WCCOA to present 2023 Great Decisions Lecture Series

Press Staff Writer

        The Wood County Committee on Aging, Inc. (WCCOA), along with the American Association of University Women – Bowling Green Branch will again host the Great Decisions Lecture Series for six consecutive Saturdays, Jan. 21-Feb. 24, from 9:30-11 a.m. at the Wood County Senior Center, 140 S. Grove Street, Bowling Green.
        Great Decisions is an informative educational discussion group designed by the Foreign Policy Association. Participants will hear up-to-date information on worldly topics facilitated by Bowling Green State University professors. The speakers will provide an opportunity for questions and answers following each discussion session.
        These sessions are free and open to the public. Manuals are available for $35 but are not required for participation. To register, call the WCCOA Programs Department at 419-353-5661 or 800-367-4935, or email programs@wccoa.net.
        The schedule of topics and speakers includes:
        • Jan. 21: “Energy Geopolitics,” facilitated by Dr. Douglas Forsyth, associate professor, History Department. Access to oil and gas has long held an influence over the politics of individual nations and their relations with others. However, as more countries move toward sustainable energy, and supply chain shortages affect the availability of oil and gas, how will this change the way in which the United States interacts with the outside world?
        • Jan. 28: War Crimes, facilitated by Dr. Marc Simon, chair/associate professor, Political Science Department. Russia’s invasion of Ukraine has resulted in widespread charges of war crimes and calls for justice. But what exactly are war crimes? Opinions of what constitutes a war crime have evolved, as have ways to identify and punish the perpetrators. How will the war crimes committed in Ukraine be dealt with?

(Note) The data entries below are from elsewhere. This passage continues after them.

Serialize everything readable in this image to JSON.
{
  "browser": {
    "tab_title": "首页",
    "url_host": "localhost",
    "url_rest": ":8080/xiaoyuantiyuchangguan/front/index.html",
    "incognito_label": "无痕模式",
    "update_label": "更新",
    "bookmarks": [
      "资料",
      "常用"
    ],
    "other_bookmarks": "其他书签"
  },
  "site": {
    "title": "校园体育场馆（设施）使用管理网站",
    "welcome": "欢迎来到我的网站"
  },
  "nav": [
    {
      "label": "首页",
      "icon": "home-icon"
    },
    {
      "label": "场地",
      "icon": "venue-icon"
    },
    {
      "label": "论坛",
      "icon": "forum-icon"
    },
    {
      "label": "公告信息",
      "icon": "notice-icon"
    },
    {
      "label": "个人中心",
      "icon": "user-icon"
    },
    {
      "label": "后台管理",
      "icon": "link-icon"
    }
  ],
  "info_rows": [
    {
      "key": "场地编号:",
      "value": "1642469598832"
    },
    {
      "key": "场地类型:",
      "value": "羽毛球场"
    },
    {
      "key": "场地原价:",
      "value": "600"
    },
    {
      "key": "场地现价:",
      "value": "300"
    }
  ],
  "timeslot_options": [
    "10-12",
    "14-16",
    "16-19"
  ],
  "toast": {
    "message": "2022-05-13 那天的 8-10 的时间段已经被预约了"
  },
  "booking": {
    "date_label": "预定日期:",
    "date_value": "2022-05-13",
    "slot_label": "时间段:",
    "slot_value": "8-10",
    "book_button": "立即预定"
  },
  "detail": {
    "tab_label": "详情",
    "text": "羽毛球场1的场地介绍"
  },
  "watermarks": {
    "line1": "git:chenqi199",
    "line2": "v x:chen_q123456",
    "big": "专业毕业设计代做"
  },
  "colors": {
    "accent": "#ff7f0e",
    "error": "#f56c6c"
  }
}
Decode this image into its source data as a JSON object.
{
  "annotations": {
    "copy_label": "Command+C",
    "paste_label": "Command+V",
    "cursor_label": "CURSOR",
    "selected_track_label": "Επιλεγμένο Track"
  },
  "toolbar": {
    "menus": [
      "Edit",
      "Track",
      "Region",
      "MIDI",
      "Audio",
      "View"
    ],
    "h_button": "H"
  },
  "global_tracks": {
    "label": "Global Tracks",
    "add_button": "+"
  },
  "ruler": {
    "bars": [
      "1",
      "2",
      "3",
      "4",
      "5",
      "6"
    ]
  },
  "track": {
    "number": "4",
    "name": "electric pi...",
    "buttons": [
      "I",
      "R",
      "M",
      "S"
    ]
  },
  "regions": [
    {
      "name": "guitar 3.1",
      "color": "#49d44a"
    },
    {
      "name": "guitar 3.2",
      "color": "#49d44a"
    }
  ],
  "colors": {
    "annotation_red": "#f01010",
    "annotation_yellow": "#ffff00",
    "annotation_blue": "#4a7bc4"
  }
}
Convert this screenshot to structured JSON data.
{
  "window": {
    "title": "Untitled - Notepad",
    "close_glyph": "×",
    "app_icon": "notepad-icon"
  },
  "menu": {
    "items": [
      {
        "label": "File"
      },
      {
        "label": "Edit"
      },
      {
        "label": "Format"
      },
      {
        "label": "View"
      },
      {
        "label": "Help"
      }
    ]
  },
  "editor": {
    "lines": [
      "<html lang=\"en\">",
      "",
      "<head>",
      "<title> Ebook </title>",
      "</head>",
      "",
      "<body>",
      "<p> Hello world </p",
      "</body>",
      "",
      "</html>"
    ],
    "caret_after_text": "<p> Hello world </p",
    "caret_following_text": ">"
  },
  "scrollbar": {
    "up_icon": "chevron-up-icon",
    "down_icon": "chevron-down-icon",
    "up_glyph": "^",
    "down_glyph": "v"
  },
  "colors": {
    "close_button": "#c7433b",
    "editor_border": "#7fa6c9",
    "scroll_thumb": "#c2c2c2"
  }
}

        • Feb. 4: “Global Famine,” facilitated by Dr. Shannon Orr, professor, Political Science Department. Fears of global food shortages have followed Russia’s invasion of Ukraine, which has disrupted grain shipments from the major grain producer. But what about countries and regions that were suffering before this impending shortage? How is famine defined, and how is it different from simple food shortages? Are there any remedies?
        • Feb. 11: “Economic Warfare,” facilitated by Dr. Stefan Fritsch, associate professor of International Relations, Department of Political Science. Waging economic warfare consists of a variety of measures, from implementing sanctions to fomenting labor strikes. Such tools are utilized by states to hinder their enemies, and in the case of the United States, have been used as far back as the early 19th century. Since Russia invaded Ukraine in February 2022, economic warfare has been the main means for the west to challenge Russia. How effective will these sanctions be at convincing Russia to cease its war?
        • Feb. 18: “Climate Migration,” facilitated by Dr. Vibha Bhalla, associate professor, Ethnic Studies. As climate change accelerates and drought and rising sea levels become more common, millions of people in affected regions must uproot themselves and seek safety elsewhere. Who are these affected individuals, and how might the United States aid them, and be affected by the migration?
        • Feb. 25: “Politics in Latin America,” facilitated by Dr. Amílcar E. Challú, chair and associate professor, Department of History. Electoral results in Latin America over the past four years have led many observers of the “Pink Tide” that swept the area some 20 years ago. But how much do these politicians actually have in common? What implication does their ascendancy have for the region?
        Note: Dates and topics are subject to change.
        Participants will be able to attend via Zoom and if sessions are not able to meet in person they will be held only virtually.      All session will be uploaded to the Wood County Committee on Aging, Inc. YouTube channel.